There are a number of distinct forms of intelligence that each individual possesses to some degree such as linguistic, musical, logical-mathematical, spatial, body-kinesthetic, intrapersonal (insight), interpersonal (social skills).

Learning should focus on particular intelligences of each person i.e. play to your strengths.

Cultural context is important; cultures emphasize/cultivate certain intelligences over others

1 Individuals should be encouraged to use their preferred intelligences
2 Activities should appeal to many kinds of intelligence
3 Assessments should measure multiple forms of intelligence
Script theory
(R. Schank)

Focuses on structure of knowledge in context of understanding language

Scripts=generalized episodes (plus unique events and specific memories) which allow individuals to make inferences to understand information

Script theory: Basis for dynamic model of memory, used to explain language processing and higher thinking skills

Conceptualization: an act or doing something to an object
Conceptualizations can be analyzed as small number of primitive acts
Memory is episodic, organized in scripts
Scripts allow people to make inferences and understand discourse
Higher level expectations created by goals/plans
Situated learning
(J. Lave)

Learning is function of its situation (context, culture, particular activity)

Social interaction is crucial component

Individual beginners move from periphery to center: becoming more active and expert

Cognitive apprenticeship: students acquire tools, in and out of school, advanced through social interaction in authentic activity.

(authentic) active perception over (inauthentic) concepts

1) authentic context
2) social collaboration
Social Learning
(A. Bandura)

Observing and modeling behavior/attitudes/emotionality of others

Continuous reciprocal interaction between cognitive, behavioral, and environmental influences

1) Attention
2) Retention
3) Motor Reproduction
4) Motivation

Ex: Commercials "Drinking this will make you popular!" etc.
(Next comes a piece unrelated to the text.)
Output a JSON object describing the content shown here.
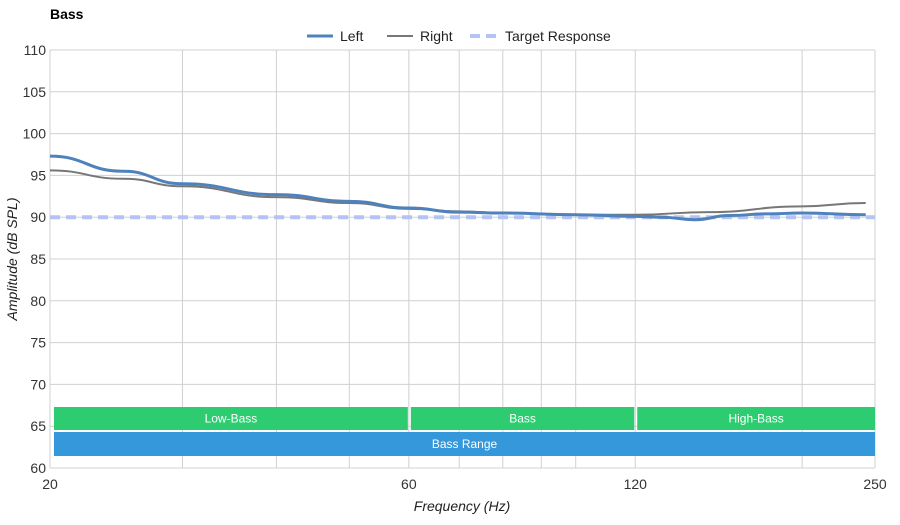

Individuals organize and rehearse behavior(s) before enacting them; individuals are more likely to adopt behavior if it results in the outcomes valued, if model has admired status and if behavior has functional value
Attribution theory
(B. Weiner)

The way individuals interpret events influences their thoughts and behavior

People try to determine motivations/attribute causes to behavior

1) Person perceives/observes behavior
2) Person believes behavior to be intentional, deliberate
3) Person attribute behavior to internal or external causes

Achievement attributed to: ability, effort, task difficulty, luck
Causal dimensions of behavior: locus of control (internal v external), stability (whether changes over time), controllability (can causes be controlled?)
Cognitive dissonance theory
(L. Festinger)

Individuals seek consistency among beliefs/opinions
When there is an inconsistency, something must be eliminated to lessen dissonance such as: attitude will change to accommodate behavior

Strength of dissonance based on: number of dissonant beliefs and importance of belief

To eliminate dissonance:
1) reduce importance of beliefs
2) add more consonant beliefs
3) change dissonant beliefs so no longer inconsistent

Greatest dissonance created when two alternatives are equally attractive
Constructivist theory
(J. Bruner)

Learning is an active process--new ideas based on past/current knowledge

Cognitive structure provides meaning and organization to experiences

Instructor should encourage students to discover principles by themselves. Active dialogue/socratic learning.

1) Readiness: experience and context that make student willing/able to learn
2) Spiral organization: instruction structured so it can be grasped easily by students
3) Going beyond information given: information designed to facilitate extrapolation
(F. Marton & N. Entwistle)

The experience of learning from the student's perspective, phenomenological.

Data collected from learners themselves.

Students differ in how they relate to information they read (deep v. surface) and how they trie to organize their learning (holistic v. atomistic)

Research focused on learner, listening to experience of learner must occur in naturalistic setting involving actual content.